(photo is of White House Treaty Room, White House Museum Archives)
During a Maria Leavey Memorial Breakfast Series discussion with Senate Majority Leader Harry Reid (D-NV), I asked the Senator in May 2008 whether there would be any action before the end of that Congress on the “Law of the Sea Treaty“. This treaty was one that most Democrats supported, Senate Foreign Relations Committee Chairman Richard Lugar supported it, the military wanted it, George W. Bush wanted it — even though his legislative staff undermined him on it, and Senator John McCain had strongly supported it before he strongly didn’t.

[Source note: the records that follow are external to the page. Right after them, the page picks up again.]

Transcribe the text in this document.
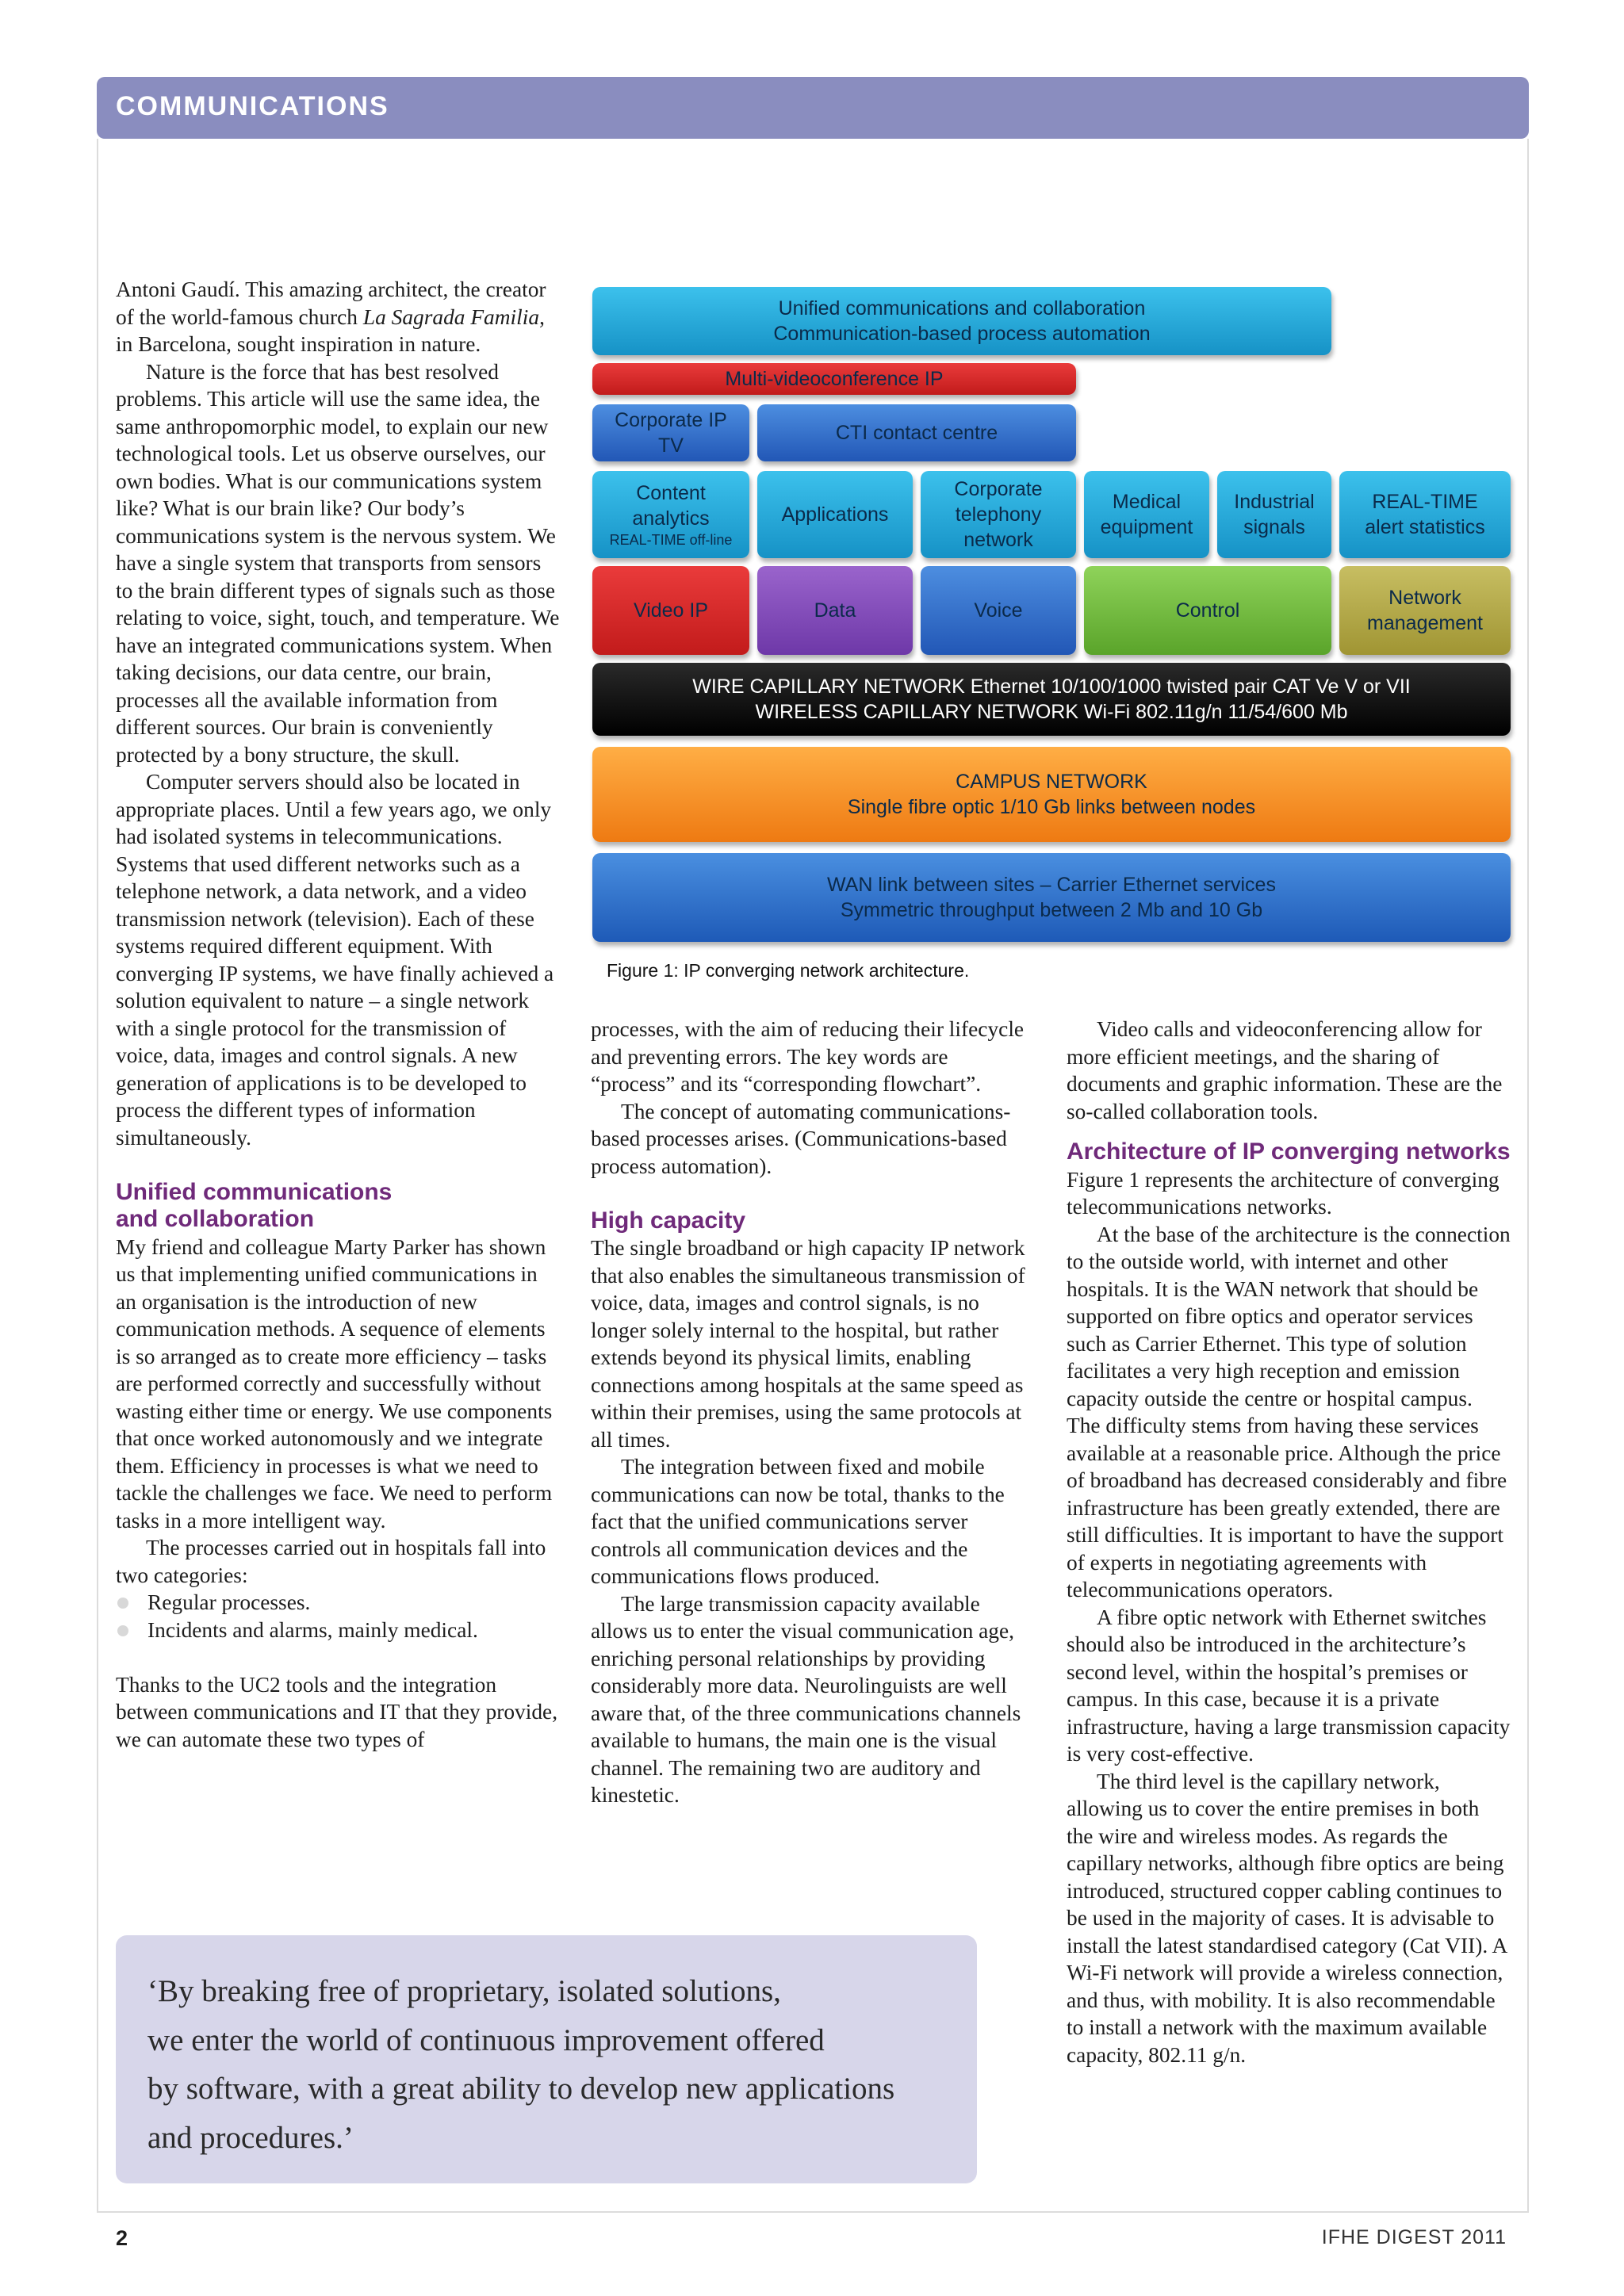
COMMUNICATIONS

Antoni Gaudí. This amazing architect, the creator of the world-famous church La Sagrada Familia, in Barcelona, sought inspiration in nature.

Nature is the force that has best resolved problems. This article will use the same idea, the same anthropomorphic model, to explain our new technological tools. Let us observe ourselves, our own bodies. What is our communications system like? What is our brain like? Our body’s communications system is the nervous system. We have a single system that transports from sensors to the brain different types of signals such as those relating to voice, sight, touch, and temperature. We have an integrated communications system. When taking decisions, our data centre, our brain, processes all the available information from different sources. Our brain is conveniently protected by a bony structure, the skull.

Computer servers should also be located in appropriate places. Until a few years ago, we only had isolated systems in telecommunications. Systems that used different networks such as a telephone network, a data network, and a video transmission network (television). Each of these systems required different equipment. With converging IP systems, we have finally achieved a solution equivalent to nature – a single network with a single protocol for the transmission of voice, data, images and control signals. A new generation of applications is to be developed to process the different types of information simultaneously.

Unified communications
and collaboration

My friend and colleague Marty Parker has shown us that implementing unified communications in an organisation is the introduction of new communication methods. A sequence of elements is so arranged as to create more efficiency – tasks are performed correctly and successfully without wasting either time or energy. We use components that once worked autonomously and we integrate them. Efficiency in processes is what we need to tackle the challenges we face. We need to perform tasks in a more intelligent way.

The processes carried out in hospitals fall into two categories:

Regular processes.
Incidents and alarms, mainly medical.

Thanks to the UC2 tools and the integration between communications and IT that they provide, we can automate these two types of

Unified communications and collaboration
Communication-based process automation
Multi-videoconference IP
Corporate IP
TV
CTI contact centre
Content
analytics
REAL-TIME off-line
Applications
Corporate
telephony
network
Medical
equipment
Industrial
signals
REAL-TIME
alert statistics
Video IP	Data	Voice	Control
Network
management
WIRE CAPILLARY NETWORK Ethernet 10/100/1000 twisted pair CAT Ve V or VII
WIRELESS CAPILLARY NETWORK Wi-Fi 802.11g/n 11/54/600 Mb
CAMPUS NETWORK
Single fibre optic 1/10 Gb links between nodes
WAN link between sites – Carrier Ethernet services
Symmetric throughput between 2 Mb and 10 Gb
Figure 1: IP converging network architecture.

processes, with the aim of reducing their lifecycle and preventing errors. The key words are “process” and its “corresponding flowchart”.

The concept of automating communications-based processes arises. (Communications-based process automation).

High capacity

The single broadband or high capacity IP network that also enables the simultaneous transmission of voice, data, images and control signals, is no longer solely internal to the hospital, but rather extends beyond its physical limits, enabling connections among hospitals at the same speed as within their premises, using the same protocols at all times.

The integration between fixed and mobile communications can now be total, thanks to the fact that the unified communications server controls all communication devices and the communications flows produced.

The large transmission capacity available allows us to enter the visual communication age, enriching personal relationships by providing considerably more data. Neurolinguists are well aware that, of the three communications channels available to humans, the main one is the visual channel. The remaining two are auditory and kinestetic.

Video calls and videoconferencing allow for more efficient meetings, and the sharing of documents and graphic information. These are the so-called collaboration tools.

Architecture of IP converging networks

Figure 1 represents the architecture of converging telecommunications networks.

At the base of the architecture is the connection to the outside world, with internet and other hospitals. It is the WAN network that should be supported on fibre optics and operator services such as Carrier Ethernet. This type of solution facilitates a very high reception and emission capacity outside the centre or hospital campus. The difficulty stems from having these services available at a reasonable price. Although the price of broadband has decreased considerably and fibre infrastructure has been greatly extended, there are still difficulties. It is important to have the support of experts in negotiating agreements with telecommunications operators.

A fibre optic network with Ethernet switches should also be introduced in the architecture’s second level, within the hospital’s premises or campus. In this case, because it is a private infrastructure, having a large transmission capacity is very cost-effective.

The third level is the capillary network, allowing us to cover the entire premises in both the wire and wireless modes. As regards the capillary networks, although fibre optics are being introduced, structured copper cabling continues to be used in the majority of cases. It is advisable to install the latest standardised category (Cat VII). A Wi-Fi network will provide a wireless connection, and thus, with mobility. It is also recommendable to install a network with the maximum available capacity, 802.11 g/n.

‘By breaking free of proprietary, isolated solutions,
we enter the world of continuous improvement offered
by software, with a great ability to develop new applications
and procedures.’
2	IFHE DIGEST 2011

The entire exchange with Senator Reid was interesting — and it was clear that had Reid had more time on the Congressional clock, he would have tried to push through consideration of the treaty, but at the same time, there seems to be an allergy to treaties.

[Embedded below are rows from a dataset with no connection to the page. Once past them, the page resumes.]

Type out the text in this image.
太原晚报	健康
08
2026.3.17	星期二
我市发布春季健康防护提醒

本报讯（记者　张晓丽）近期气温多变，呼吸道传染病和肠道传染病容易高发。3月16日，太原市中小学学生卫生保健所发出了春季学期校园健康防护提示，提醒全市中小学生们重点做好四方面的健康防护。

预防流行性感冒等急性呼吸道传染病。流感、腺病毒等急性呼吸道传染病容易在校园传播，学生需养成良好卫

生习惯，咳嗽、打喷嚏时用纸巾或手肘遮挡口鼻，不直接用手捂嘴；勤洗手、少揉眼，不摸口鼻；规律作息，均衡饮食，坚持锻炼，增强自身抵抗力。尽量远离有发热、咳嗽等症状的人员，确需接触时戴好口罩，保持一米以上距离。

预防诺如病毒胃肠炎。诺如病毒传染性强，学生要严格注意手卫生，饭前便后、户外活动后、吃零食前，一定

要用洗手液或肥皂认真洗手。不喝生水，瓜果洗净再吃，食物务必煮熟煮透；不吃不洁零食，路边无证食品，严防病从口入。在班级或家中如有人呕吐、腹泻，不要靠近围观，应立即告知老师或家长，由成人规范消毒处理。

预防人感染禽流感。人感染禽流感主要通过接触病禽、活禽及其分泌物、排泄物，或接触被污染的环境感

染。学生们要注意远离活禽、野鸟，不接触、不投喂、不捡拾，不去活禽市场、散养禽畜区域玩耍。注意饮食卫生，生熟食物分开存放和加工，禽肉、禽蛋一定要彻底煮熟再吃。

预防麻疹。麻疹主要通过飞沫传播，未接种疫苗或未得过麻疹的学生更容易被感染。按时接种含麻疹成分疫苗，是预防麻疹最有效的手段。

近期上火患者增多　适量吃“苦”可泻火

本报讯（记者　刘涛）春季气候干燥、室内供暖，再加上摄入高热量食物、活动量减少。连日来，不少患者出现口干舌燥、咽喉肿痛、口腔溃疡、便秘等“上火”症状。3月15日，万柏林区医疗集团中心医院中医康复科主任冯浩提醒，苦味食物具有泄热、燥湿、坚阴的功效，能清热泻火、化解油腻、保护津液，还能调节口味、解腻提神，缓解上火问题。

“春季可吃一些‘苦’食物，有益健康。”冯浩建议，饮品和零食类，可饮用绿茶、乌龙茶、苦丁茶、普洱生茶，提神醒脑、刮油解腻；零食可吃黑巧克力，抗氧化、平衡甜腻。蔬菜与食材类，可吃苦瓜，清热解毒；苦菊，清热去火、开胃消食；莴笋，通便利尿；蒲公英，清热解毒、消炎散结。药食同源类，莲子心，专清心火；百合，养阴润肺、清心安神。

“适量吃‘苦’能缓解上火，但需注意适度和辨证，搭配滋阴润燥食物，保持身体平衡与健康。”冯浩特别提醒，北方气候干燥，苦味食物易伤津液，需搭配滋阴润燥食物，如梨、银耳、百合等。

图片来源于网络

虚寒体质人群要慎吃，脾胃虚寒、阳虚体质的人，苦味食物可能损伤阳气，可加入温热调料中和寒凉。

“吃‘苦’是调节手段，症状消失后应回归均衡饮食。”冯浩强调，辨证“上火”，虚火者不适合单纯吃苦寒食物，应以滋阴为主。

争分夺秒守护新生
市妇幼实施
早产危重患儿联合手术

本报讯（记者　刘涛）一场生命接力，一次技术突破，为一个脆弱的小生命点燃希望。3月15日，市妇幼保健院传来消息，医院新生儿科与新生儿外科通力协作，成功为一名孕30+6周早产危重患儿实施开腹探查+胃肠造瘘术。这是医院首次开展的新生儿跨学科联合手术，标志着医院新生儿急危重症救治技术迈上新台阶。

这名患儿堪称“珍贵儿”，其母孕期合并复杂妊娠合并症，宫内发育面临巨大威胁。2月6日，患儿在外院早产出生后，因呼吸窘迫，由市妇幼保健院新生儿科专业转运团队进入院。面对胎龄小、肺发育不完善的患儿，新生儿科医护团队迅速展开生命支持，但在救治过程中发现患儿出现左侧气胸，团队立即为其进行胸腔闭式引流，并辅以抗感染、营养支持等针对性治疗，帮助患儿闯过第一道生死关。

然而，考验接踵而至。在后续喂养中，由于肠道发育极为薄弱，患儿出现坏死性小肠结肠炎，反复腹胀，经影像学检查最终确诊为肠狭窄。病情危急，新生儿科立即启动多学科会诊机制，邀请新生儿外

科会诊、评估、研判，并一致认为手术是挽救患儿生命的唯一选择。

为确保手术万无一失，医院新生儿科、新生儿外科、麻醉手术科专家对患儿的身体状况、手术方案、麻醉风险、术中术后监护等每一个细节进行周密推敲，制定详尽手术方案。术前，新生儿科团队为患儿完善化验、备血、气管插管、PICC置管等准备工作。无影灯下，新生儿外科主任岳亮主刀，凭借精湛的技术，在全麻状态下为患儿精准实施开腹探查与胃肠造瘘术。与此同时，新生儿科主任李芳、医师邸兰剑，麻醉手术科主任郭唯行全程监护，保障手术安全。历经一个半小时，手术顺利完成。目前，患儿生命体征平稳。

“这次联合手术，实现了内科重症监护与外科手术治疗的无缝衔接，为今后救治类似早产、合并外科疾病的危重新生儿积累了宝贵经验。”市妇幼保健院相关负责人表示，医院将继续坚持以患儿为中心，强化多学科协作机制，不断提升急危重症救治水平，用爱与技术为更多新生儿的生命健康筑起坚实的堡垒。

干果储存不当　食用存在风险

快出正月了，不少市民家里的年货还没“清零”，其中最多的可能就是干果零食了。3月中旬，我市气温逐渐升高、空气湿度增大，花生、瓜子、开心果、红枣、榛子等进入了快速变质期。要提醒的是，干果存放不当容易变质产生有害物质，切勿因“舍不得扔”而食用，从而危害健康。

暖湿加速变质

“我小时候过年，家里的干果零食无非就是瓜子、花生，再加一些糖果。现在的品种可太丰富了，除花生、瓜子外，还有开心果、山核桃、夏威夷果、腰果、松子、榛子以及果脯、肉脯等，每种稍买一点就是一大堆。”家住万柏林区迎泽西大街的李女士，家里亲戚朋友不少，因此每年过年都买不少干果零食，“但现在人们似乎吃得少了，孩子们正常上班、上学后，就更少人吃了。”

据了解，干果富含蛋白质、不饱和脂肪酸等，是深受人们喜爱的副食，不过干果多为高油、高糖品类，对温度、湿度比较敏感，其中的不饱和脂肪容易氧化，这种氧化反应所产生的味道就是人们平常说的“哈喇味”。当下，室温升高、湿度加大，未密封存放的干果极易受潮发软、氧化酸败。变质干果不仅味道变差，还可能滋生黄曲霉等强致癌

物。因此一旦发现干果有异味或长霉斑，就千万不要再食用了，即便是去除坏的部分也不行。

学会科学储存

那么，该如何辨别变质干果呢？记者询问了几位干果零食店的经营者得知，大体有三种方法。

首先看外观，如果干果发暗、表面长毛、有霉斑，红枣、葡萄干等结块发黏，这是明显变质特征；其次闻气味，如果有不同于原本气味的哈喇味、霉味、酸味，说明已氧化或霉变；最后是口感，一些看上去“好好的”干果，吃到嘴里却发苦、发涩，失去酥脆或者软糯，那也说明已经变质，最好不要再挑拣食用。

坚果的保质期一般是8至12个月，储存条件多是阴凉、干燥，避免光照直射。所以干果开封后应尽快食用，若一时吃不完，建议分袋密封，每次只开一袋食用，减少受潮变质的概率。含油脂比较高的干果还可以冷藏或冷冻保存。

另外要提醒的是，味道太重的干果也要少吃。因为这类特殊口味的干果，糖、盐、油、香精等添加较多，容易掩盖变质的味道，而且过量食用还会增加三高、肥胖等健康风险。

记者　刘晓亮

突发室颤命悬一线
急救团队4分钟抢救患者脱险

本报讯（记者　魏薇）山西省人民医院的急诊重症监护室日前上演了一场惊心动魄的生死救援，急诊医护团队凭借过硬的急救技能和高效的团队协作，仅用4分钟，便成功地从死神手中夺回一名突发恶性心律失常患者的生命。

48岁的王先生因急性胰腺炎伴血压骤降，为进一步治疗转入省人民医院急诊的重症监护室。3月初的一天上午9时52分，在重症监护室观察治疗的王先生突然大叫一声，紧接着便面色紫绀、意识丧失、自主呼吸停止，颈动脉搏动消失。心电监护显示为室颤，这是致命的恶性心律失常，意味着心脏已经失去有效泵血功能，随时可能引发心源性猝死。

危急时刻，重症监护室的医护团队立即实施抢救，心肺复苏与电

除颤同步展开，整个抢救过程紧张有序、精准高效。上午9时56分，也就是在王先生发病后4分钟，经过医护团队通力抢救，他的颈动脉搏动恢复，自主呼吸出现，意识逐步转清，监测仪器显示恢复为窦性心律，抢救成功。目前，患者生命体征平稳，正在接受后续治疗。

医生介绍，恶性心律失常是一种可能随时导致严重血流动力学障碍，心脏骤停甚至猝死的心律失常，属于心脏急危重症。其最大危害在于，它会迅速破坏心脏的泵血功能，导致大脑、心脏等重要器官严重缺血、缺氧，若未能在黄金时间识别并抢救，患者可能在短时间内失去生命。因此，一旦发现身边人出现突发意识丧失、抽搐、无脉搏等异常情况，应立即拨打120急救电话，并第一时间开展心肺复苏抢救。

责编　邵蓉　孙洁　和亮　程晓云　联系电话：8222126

The Senate needs to get back into the Treaty business — whether it is START, the Law of the Seas Treaty, or others like the Land Mine Treaty — and the White House should jump at chances to push the Senate back to ratifying global protocols that show America is back supporting and promoting a global liberal order that simultaneously enhances US interests but also global stability.
Reid’s answer to my query was:
First of all folks understand that the Republicans in the Senate do not represent mainstream Republicanism in the country.
Mainstream Republicanism in the country is moderate. The Republicans in the Senate are not moderates, with the one exception of Olympia Snowe are not moderates, they’re right wing. And that includes some people who in the past have been moderates, someone you’d think like Arlen Specter. I talk about Arlen Specter in my book briefly and say that he’s with us when we don’t need him. (Laughter) Which is true, he never votes with us on an important vote. The only one who does is Olympia Snowe. So having said that, understand the Senate doesn’t represent what’s going on in the country either with Democrats or Republicans.
As a result of that we’re not getting much done in foreign policy. You will once in a while get a Republican like Brownback, who as a sensitive man in some respects will work hard on an issue like AIDS, um, but his position on choice is so far to the right it interferes with his doing a lot of other things.
Now, there are many things that need to be done, the Law of the Seas is one. I do not have two weeks to spend on the Senate floor. I should do it, if for no other reason than to embarrass John McCain with his flip-flopping.
I’ve spoken over the weekend to Stephen Hadley about a couple of foreign policy issues that are extremely important. One is a treaty called the 1-2-3 Treaty, how it got that name I have no idea, but it is to work with the Soviet Union (sic) for further cooperation for taking down our military…our atomic weapons, and that’s something we need to do. I hope they send it down soon, statutorily, if they do, we have 90 days to take actions. I will do my very best to make sure we take action on it.
This week, both the New York Times and the Washington Post ran articles in which the US Senate was calling on the White House to join the Land Mine Treaty, which has been globally in force without US support for more than a decade.
Senator Patrick Leahy, who has been leading the charge, says that there are enough votes in the Senate today to ratify the Treaty – and this could very well lay groundwork for other across-the-aisle cooperation on key treaty votes in this Congress and the next.
Beyond the good sense and global good will that would be achieved if the US did become a Land Mind treaty signatory, this lays the groundwork for the Obama team’s efforts to get the recent US-Russia START agreement ratified. Since there is so much bipartisan support for it, the Law of the Sea Treaty should also be in line.
The White House would be wise to jump on the Senate’s offer of ratifying one treaty to get it in the grooves to move others.